Mo Big or Mo Home

Last Sunday, I had the great pleasure of attending a Mo Willems event at An Unlikely Story in Plainville, MA. I had never before seen Mo in front of an audience, and I was eager to experience the Mo effect.

When you read a picture book to a wriggling, squirming, noisy, semi-rambunctious crowd of preschoolers: GO BIG OR GO HOME. 

When you read a picture book to a wriggling, squirming, noisy, semi-rambunctious crowd of preschoolers:
GO BIG OR GO HOME. 

A capacity crowd of two hundred devotees of all ages gathered in the beautiful presentation space at the store. (Really, if you haven't attended an event at An Unlikely Story, the gorgeous second floor is worth the trip all by itself.) The room was happily buzzing by the time Mo emerged from the back. I think everyone knew they were in for a treat. When he took the stage, everyone burst into applause. And he hadn't even done anything yet.

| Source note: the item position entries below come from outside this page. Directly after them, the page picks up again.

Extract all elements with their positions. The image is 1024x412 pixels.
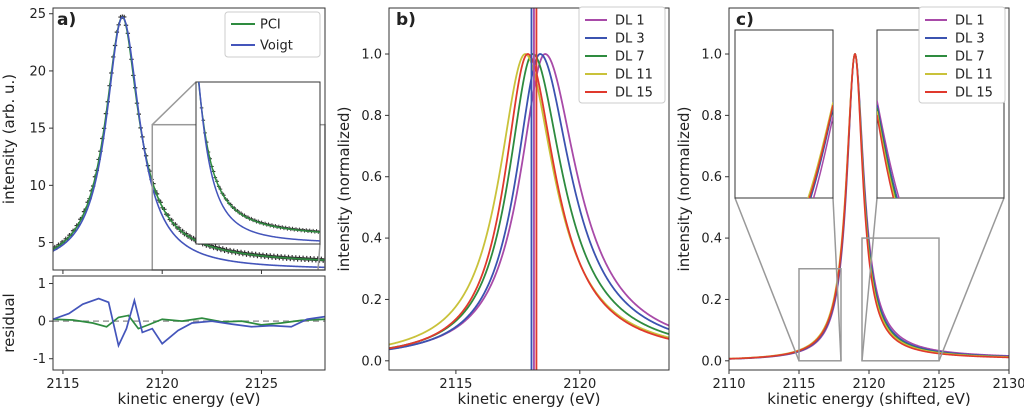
panel-b-frame xyxy=(388,7,670,371)
zoom-box xyxy=(861,237,940,362)
y-tick-label: 5 xyxy=(38,236,46,251)
legend-label: DL 15 xyxy=(955,86,993,101)
y-tick-label: 0 xyxy=(38,315,46,330)
x-axis-label: kinetic energy (shifted, eV) xyxy=(767,390,971,408)
x-tick-label: 2125 xyxy=(245,377,278,392)
y-tick-label: 0.0 xyxy=(701,354,722,369)
legend-label-voigt: Voigt xyxy=(260,39,293,54)
y-tick-label: 0.6 xyxy=(361,170,382,185)
legend-label: DL 1 xyxy=(615,14,645,29)
x-axis-label: kinetic energy (eV) xyxy=(458,390,601,408)
legend-label: DL 15 xyxy=(615,86,653,101)
zoom-connector xyxy=(734,197,800,362)
y-tick-label: 0.4 xyxy=(361,232,382,247)
inset-a-frame xyxy=(195,81,321,245)
legend-label: DL 7 xyxy=(955,50,985,65)
x-tick-label: 2115 xyxy=(439,377,472,392)
legend-box xyxy=(918,6,1006,104)
inset-a-plot xyxy=(197,82,320,242)
legend-label: DL 7 xyxy=(615,50,645,65)
inset-pci-line xyxy=(197,82,320,233)
residual-frame xyxy=(52,275,326,371)
y-tick-label: 25 xyxy=(29,7,46,22)
y-tick-label: 0.6 xyxy=(701,170,722,185)
curve-dl-15 xyxy=(389,53,669,350)
panel-b-plot xyxy=(389,8,669,370)
panel-label-b: b) xyxy=(396,10,416,30)
y-tick-label: 10 xyxy=(29,179,46,194)
y-tick-label: 1 xyxy=(38,277,46,292)
legend-label: DL 11 xyxy=(955,68,993,83)
x-tick-label: 2115 xyxy=(782,377,815,392)
legend-label: DL 11 xyxy=(615,68,653,83)
inset-data-marker xyxy=(318,229,320,234)
inset-curve xyxy=(812,116,833,198)
residual-plot xyxy=(53,297,325,349)
x-tick-label: 2110 xyxy=(712,377,745,392)
curve-dl-3 xyxy=(389,53,669,351)
inset-curve xyxy=(807,102,833,198)
panel-label-a: a) xyxy=(57,10,76,30)
y-tick-label: 0.8 xyxy=(361,109,382,124)
inset-c1-plot xyxy=(807,102,833,198)
inset-c2-plot xyxy=(877,100,900,198)
panel-c-plot xyxy=(729,53,1009,360)
panel-label-c: c) xyxy=(736,10,754,30)
inset-connector xyxy=(317,243,321,271)
y-tick-label: 0.4 xyxy=(701,232,722,247)
y-tick-label: 15 xyxy=(29,122,46,137)
y-tick-label: 0.2 xyxy=(701,293,722,308)
inset-curve xyxy=(877,100,900,198)
voigt-residual-line xyxy=(53,297,325,349)
y-tick-label: -1 xyxy=(33,352,46,367)
panel-a-plot xyxy=(53,14,325,269)
legend-box xyxy=(578,6,666,104)
x-axis-label: kinetic energy (eV) xyxy=(118,390,261,408)
y-axis-label: residual xyxy=(0,293,18,352)
y-axis-label: intensity (normalized) xyxy=(675,107,693,272)
legend-label: DL 3 xyxy=(615,32,645,47)
voigt-fit-line xyxy=(53,16,325,269)
x-tick-label: 2125 xyxy=(922,377,955,392)
inset-curve xyxy=(809,107,833,198)
y-axis-label: intensity (arb. u.) xyxy=(0,74,18,204)
y-tick-label: 0.8 xyxy=(701,109,722,124)
curve-dl-15 xyxy=(729,53,1009,360)
zoom-box xyxy=(798,268,842,362)
x-tick-label: 2120 xyxy=(852,377,885,392)
y-tick-label: 20 xyxy=(29,64,46,79)
pci-residual-line xyxy=(53,314,325,330)
y-tick-label: 0.0 xyxy=(361,354,382,369)
x-tick-label: 2130 xyxy=(992,377,1024,392)
x-tick-label: 2120 xyxy=(563,377,596,392)
frames-layer xyxy=(49,6,1010,374)
panel-a-frame xyxy=(52,7,326,271)
inset-voigt-line xyxy=(198,82,320,242)
inset-curve xyxy=(808,105,833,198)
pci-fit-line xyxy=(53,16,325,261)
x-tick-label: 2120 xyxy=(146,377,179,392)
legend-label-pci: PCI xyxy=(260,18,281,33)
x-tick-label: 2115 xyxy=(46,377,79,392)
legend-label: DL 3 xyxy=(955,32,985,47)
y-tick-label: 1.0 xyxy=(701,48,722,63)
data-marker xyxy=(322,256,325,262)
curve-dl-11 xyxy=(389,53,669,346)
legend-label: DL 1 xyxy=(955,14,985,29)
y-tick-label: 1.0 xyxy=(361,48,382,63)
zoom-connector xyxy=(832,197,842,361)
zoom-connector xyxy=(861,197,878,361)
zoom-connector xyxy=(938,197,1005,362)
inset-connector xyxy=(151,81,197,126)
curves-layer xyxy=(53,8,1009,370)
y-tick-label: 0.2 xyxy=(361,293,382,308)
y-axis-label: intensity (normalized) xyxy=(335,107,353,272)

Well, I guess he had already done a few things: like writing about fifty of the most beloved children's picture books of our day. It goes without saying that Mo's books are big-time crowd-pleasers—especially with the wiggly set that had gathered. And Mo read two of those books on Sunday: The Thank You Book (which is the final book in the Elephant and Piggie series) and an as-yet unpublished book, Nanette's Baguette, which will be released on October 25.

Now, the purpose of this post is not to gush about Mo, although in all honesty, he's pretty gush-worthy. No. what I want to talk about is something I learned. It's a lesson I thought I'd already learned, but after seeing Mo, I realized I hadn't fully internalized it. And it's this: when you read a picture book to a wriggling, squirming, noisy, semi-rambunctious crowd of preschoolers: GO BIG OR GO HOME. 

I've always considered myself a pretty animated reader. I like reading aloud to audiences. I do voices. I make gestures. I hold long, dramatic pauses. I gasp and snortle. And when I do school visits, I have no trouble holding the attention of a gym-full of kindergarteners with my action-filled program.

But reading a book. That's a different kind of magic act when you've got that many little ones in front of you. And Mo was extraordinary. If I thought I was animated before, I see now that I have been a 75-watt bulb compared to Mo's klieg light. He used every muscle in his body. He used every note in the range of his voice. He made facial expressions that I don't think have even been named. 

On September 13, I start touring with Panda Pants, a funny picture book meant for the pre-school and kindergarten set. Mo's performance has given me a whole new way of looking at how I read that book to an audience. I'm still working on it, but when I finally hit the road with Panda Pants, I'm determined to Go Mo or Go Home.